Yumemado’s numerous hand-crafted wood products include windows and doors.


Japan is known to members of my generation by three iconic words, and they were not written by a poet: MADE IN JAPAN. When I was living in Saudi Arabia, we had a Filipino maid who got down on her knees and begged me to buy a vacuum cleaner made in Japan; she almost cried when I said I thought one made in China would do (I liked the cheaper prices). Of course, I took her advice, bought Japanese, and never looked back.

My recent trip into Japan’s lovely snow country started out with a trip to a shrine and ended with a soak, but the centerpiece of my tour of Yonezawa-city in northwestern Japan focused on wood-products and textile manufacturing. Three family-owned companies invited me in for day-long tours; in each, time-honored, hand-crafted skills and products were on display.

Yonezawa-city, now blanketed in over three-feet of snow, located at the heart of Yamagata prefecture, manifests a celebration of the past as it looks toward the future. Proprietors of local manufacturing firms are passionate to create and determined to preserve old ways in a new world.

Legacy and vision: these express and drive Yumemado’s famed timber works, as proudly explained by Chinatsu Takahashi, along with two eminent local textile enterprises, presented by its proprietors Gentaro Nitta’s Nitta Textile Arts and Michiko Yamakuchi of Yozando.

Takahashi guided her guests through the public display room as well through the warehouse where much of the manufacturing takes place. The timber works, not unlike the textile firms, care deeply about the use of local products. The wood product line consists mainly of doors and windows, including brass hardware pieces imported from Germany. Precision design and manufacturing are completed entirely in house. Although once importers of wood, chiefly from the U.S. and Canada, today the company aims to use at least 80-percent locally-sourced materials.

On our tour of the firm’s factory floor, one of the most impressive features we enjoyed was the virtual absence of wood dust. This remarkable feat is accomplished by the web of ceiling ducting that continuously vacuums the air. Young, locally-trained craft workers exercise their skilled duties free of air pollutants.  The spotless workshop is testimony to Yumemado’s dedication to worker safety and product perfection. The company’s formidable catalogue of construction projects suggests that Yumemado timber products have gained national recognition.


Nitta Textile Arts’ forward-thinking production model draws on the past, triumphantly.  “The past is not a burden but a window.” This theme can be found embodied in Nitta’s renowned silk kimono.  No polyester fabrics are used, no garish designs; this is not souvenir wear, but high-end, one of a kind, hand-crafted elegance made from locally spun silk, woven on wooden looms, by local experts. Not hand-painted Kyoto style kimono but silk masterpieces, painstakingly colored with locally-sourced dyes made from hand-selected safflowers, with colors ranging from the subtlest hues of pearl to the firm’s renowned shades of crimson.
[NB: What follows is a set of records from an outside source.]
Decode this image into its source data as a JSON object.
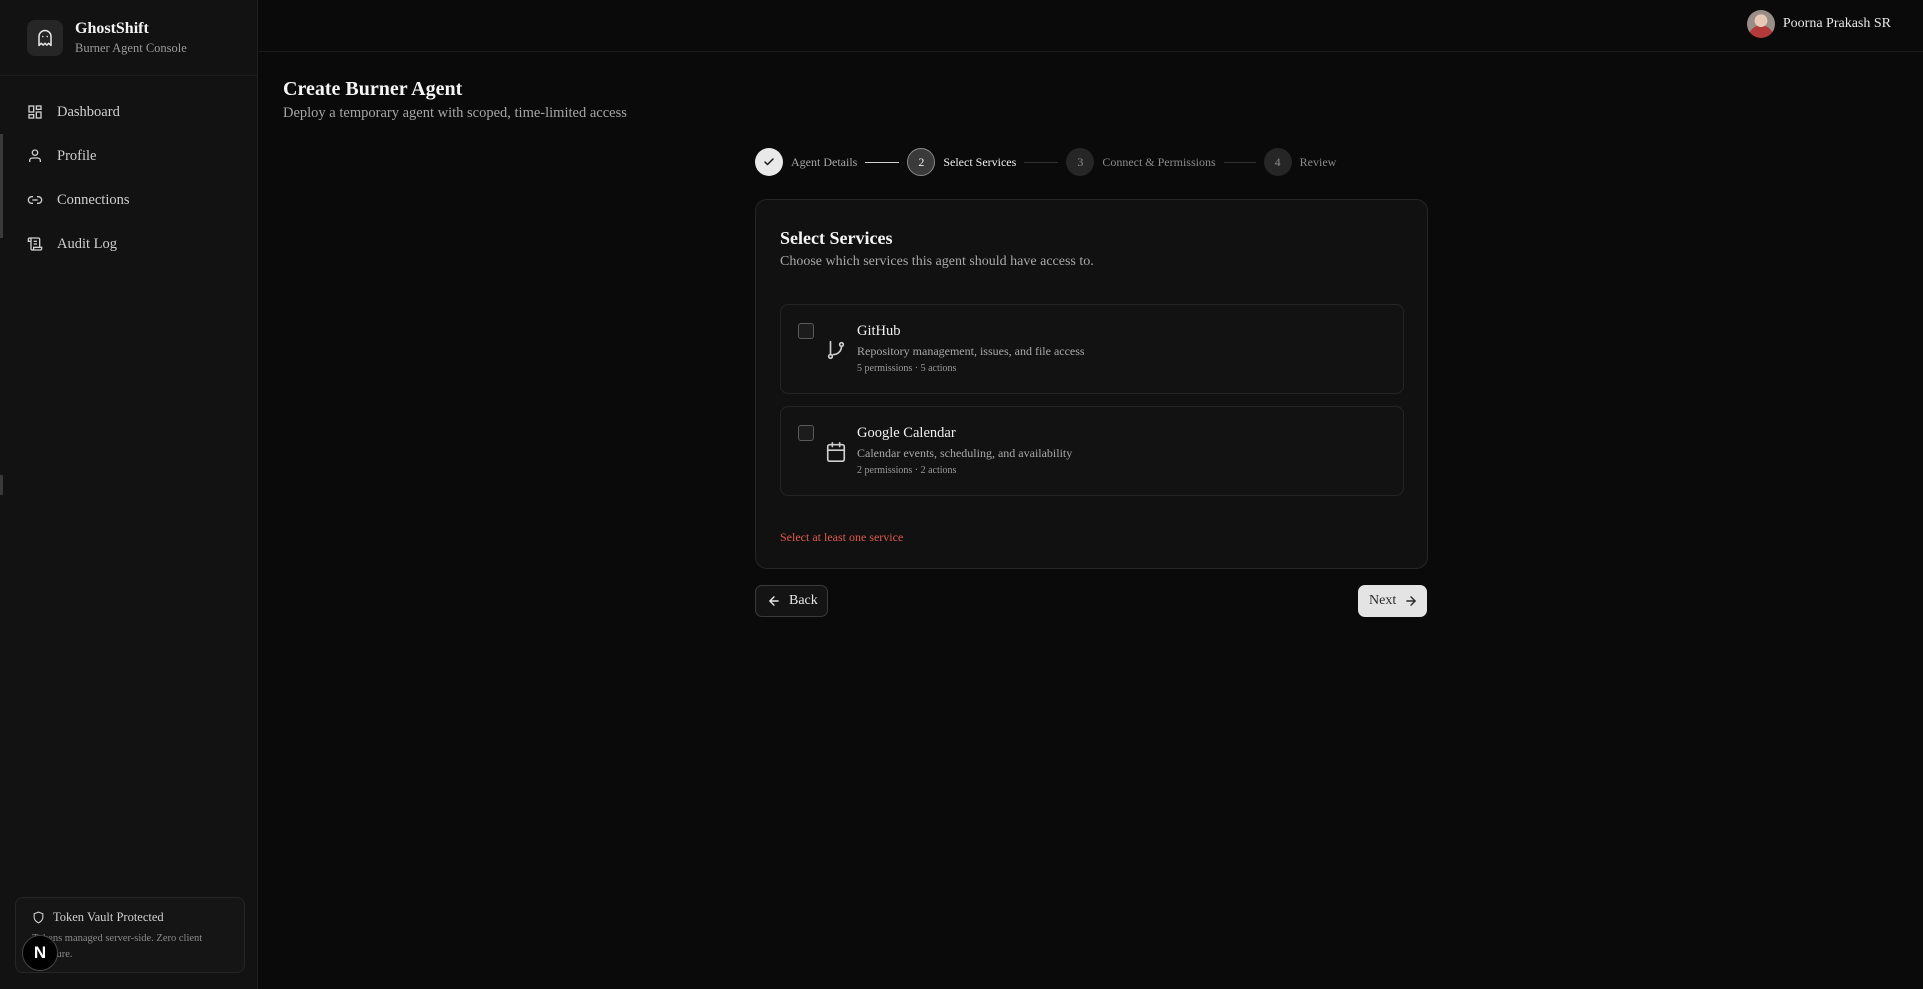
{
  "brand": {
    "name": "GhostShift",
    "subtitle": "Burner Agent Console"
  },
  "sidebar": {
    "items": [
      {
        "label": "Dashboard",
        "icon": "grid-icon"
      },
      {
        "label": "Profile",
        "icon": "user-icon"
      },
      {
        "label": "Connections",
        "icon": "link-icon"
      },
      {
        "label": "Audit Log",
        "icon": "scroll-icon"
      }
    ],
    "vault": {
      "title": "Token Vault Protected",
      "text": "Tokens managed server-side. Zero client exposure."
    },
    "badge": "N"
  },
  "header": {
    "user_name": "Poorna Prakash SR"
  },
  "page": {
    "title": "Create Burner Agent",
    "subtitle": "Deploy a temporary agent with scoped, time-limited access"
  },
  "stepper": {
    "steps": [
      {
        "number": "1",
        "label": "Agent Details",
        "state": "done"
      },
      {
        "number": "2",
        "label": "Select Services",
        "state": "active"
      },
      {
        "number": "3",
        "label": "Connect & Permissions",
        "state": "pending"
      },
      {
        "number": "4",
        "label": "Review",
        "state": "pending"
      }
    ]
  },
  "card": {
    "title": "Select Services",
    "subtitle": "Choose which services this agent should have access to.",
    "services": [
      {
        "name": "GitHub",
        "description": "Repository management, issues, and file access",
        "meta": "5 permissions · 5 actions",
        "icon": "git-branch-icon",
        "checked": false
      },
      {
        "name": "Google Calendar",
        "description": "Calendar events, scheduling, and availability",
        "meta": "2 permissions · 2 actions",
        "icon": "calendar-icon",
        "checked": false
      }
    ],
    "error": "Select at least one service"
  },
  "actions": {
    "back_label": "Back",
    "next_label": "Next"
  },
  "colors": {
    "background": "#0a0a0a",
    "sidebar": "#121212",
    "error": "#e05a4f",
    "next_button": "#e4e4e4"
  }
}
It is not that there are Nitta’s traditions and Nitta’s safflower cultivation and the company’s silk dyeing techniques, as separate processes; rather the agricultural and artistic traditions merge to form an integrated whole, developed together over centuries and applied by the Nitta family in response to the land and the local climate, organically and harmoniously.

Conditions, Gentaro Nitta explains, change throughout the year, according to the four seasons. In sum, the human arts depend on and reflect the demands of the land and the challenges of the climate. The human arts, be they agricultural or artistic, are forced to adjust to nature. It is all, in the end, a matter of timing: the planting and harvesting of the safflowers set the pace for the technical necessities that follow, so the final results vary from year to year accordingly. This is what makes the Nitta family work unique.


The renowned designer, proprietress, and curator Michiko Yamakuchi greeted us and guided us on a whirlwind tour of her multi-plex facilities, including the quaint retail shop, a coffee-house art gallery, and petite cabin that houses her coffee been roasting ovens. In addition, we toured the extraordinary manufacturing site that includes the enormous Japanese-Italian weaving machines which bring Michiko’s designs to life, as well as the cavernous art gallery where the internationally recognized artist Hideo Yamakuchi’s art pieces are displayed, including photos of his gorgeous fire curtains for auditoriums.

Yamakuchi-san’s creativity is manifest in the intricacy of the unbroken patterns of her seasonal designs, be they purses, handbags, tablemats, or coasters; the patterns continue like the finest, perfectly-aligned wallpapers, seamless and unbroken, front and back, as in the case of one of the artist’s specialties, such as her Japanese furoshiki, the clasp less handbags which appear so often in Japanese woodblock prints. Colors and designs are abundant and change with the seasons; winter holiday products are currently on view. Items, too, are reversible: red on white on one side; white on red on the other, etc. The shop’s sturdy teddy bears come in seven colors. Most other products affirm the designer’s emphasis on a practical aesthetic that instills beauty in everyday objects, such as bags for iPhones and temple diaries, and by using moisture-resistant fabrics and creating designs that reduce leftover materials.